Most times when I travel home I carry a suitcase the size of my car. It’s almost empty on my way out but not so much so on my way back. I pack to the absolute weight allowance of the airline plus an additional piece of hand luggage. See the problem is, I can’t live without certain things over here so I have to ‘import’ them. The most important one: Kölsch, the beer brewed in Cologne and that I grew up with. Even though I managed to move to a town in North Wales that has finally it’s old brewery back and makes an excellent beer, namely Wrexham Lager, I need to have a German one on certain occasions. Eurovision Song Contest is one of these or international/european football championships (especially when we win the world championship) or just a certain time of year, for example when it’s carnival season in Germany. It’s a piece of home. That’s the reason why my suitcase is usually quite heavy on my way back over here, it’s all those bottles (well, and other bits). I always dread the moment I have to haul it off the baggage carousel at the airport and it usually leaves me with at least one bruise on my shins. The things you do for something you love…
I remember one particular occasion. The flight had been delayed and we all had been waiting quite a while for our luggage; there’s nothing more annoying because you were just crammed into an uncomfortable seat for quite some time and the only thing you want is going home but you can’t just yet. Finally the belt started to move and the first suitcases showed up (mine is usually one of the last ones). People were moving closer to the belt, eyes fixed on the whole in the wall where they first appear, trying to spot theirs.
“The suitcase is wet. Must have started to rain.”, I heard a woman mention to her partner. “But the ground looked dry and we didn’t fly through any clouds.”, he replied. He picked up another suitcase which was slightly wet as well. He touched the wet spot and rubbed his fingers. “That’s not water. It’s somewhat sticky. Smells like alcohol.” Oh dear, I had a very bad feeling.

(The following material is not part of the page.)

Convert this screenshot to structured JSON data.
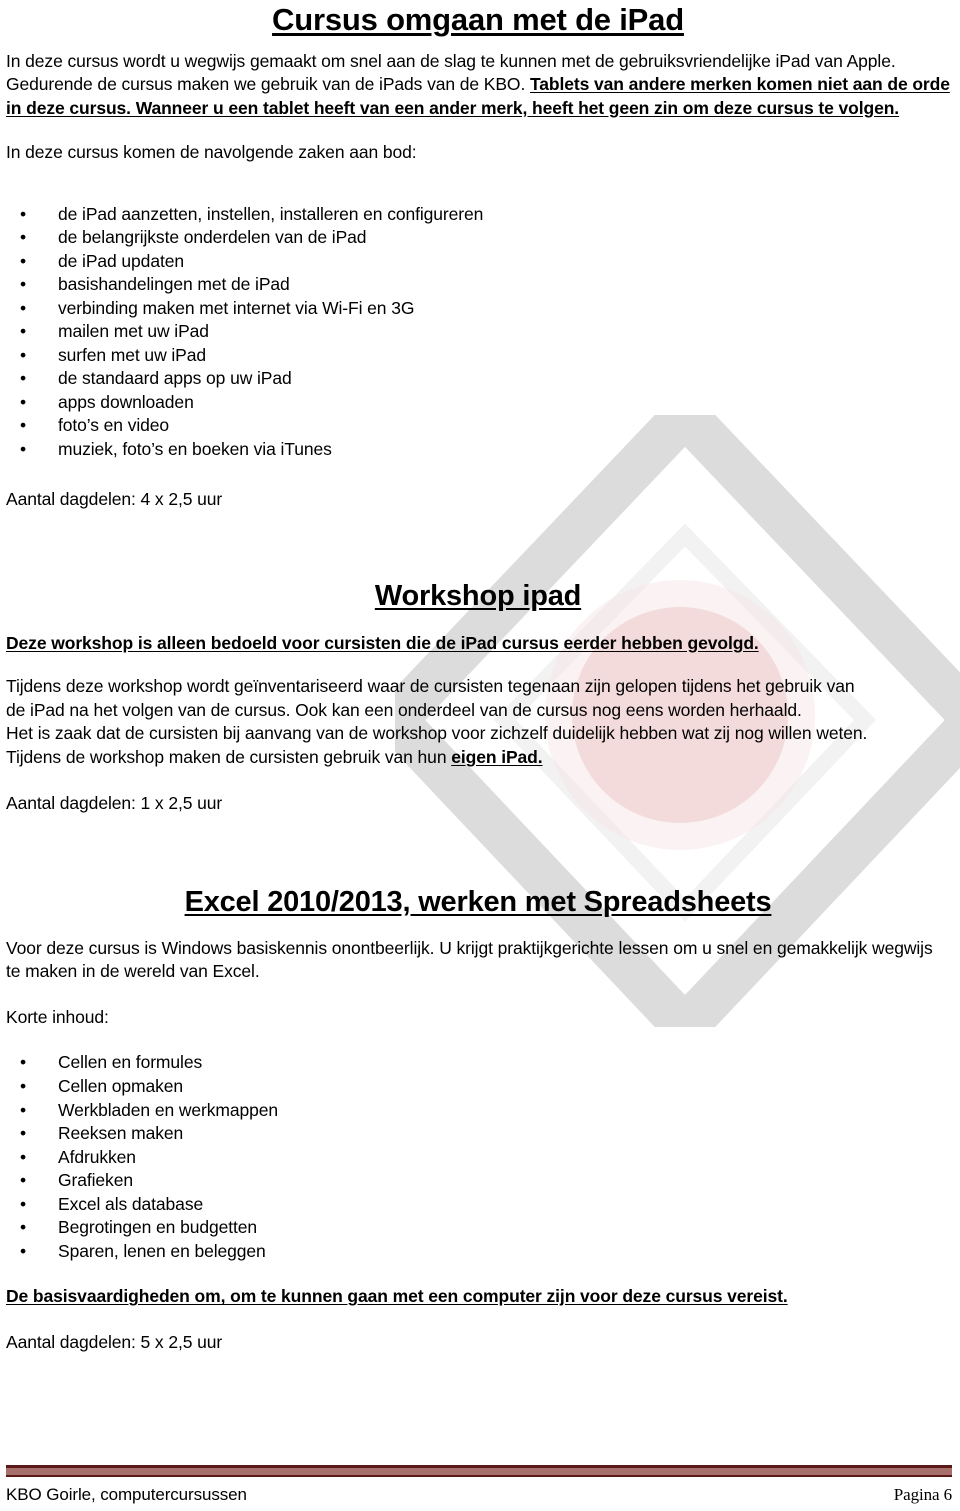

And then the moment of truth arrived in the shape of my own suitcase, even wetter than the other ones. I pretended not to know what had happened, touched it tentatively, rubbed the liquid between my fingers, smelled at it, grunted something and hurried out of the terminal. Needless to say my suitcase was dripping and left a wet trail. Fortunately nobody seemed to notice. Outside the terminal I quickly opened my now soaked suitcase and disposed one broken beer bottle in front of all the smokers and other waiting people. I do wrap them properly and even put them in a box but the beer found it’s way out. Probably should have warned me when another bottle broke after falling down about 10cm onto a carpet floor while I was packing. I was properly embarrassed to say the least, even more so as I had to take a shuttle bus to my car and it smelled distinctively of beer. People on that bus must have thought I was drunk. I’m just glad I wasn’t stopped by police during the following week because the beer smell lingered for a couple of days in my car, too.
What I learned from this episode? Apart from the fact that socks are good at soaking up liquids, that some clothes needed to be washed twice and that I found some sticky spots in my suitcase for quite some time and in unusual places, nothing really, to be quite honest. I still ‘import’ my Kölsch, I just try to protect it even better.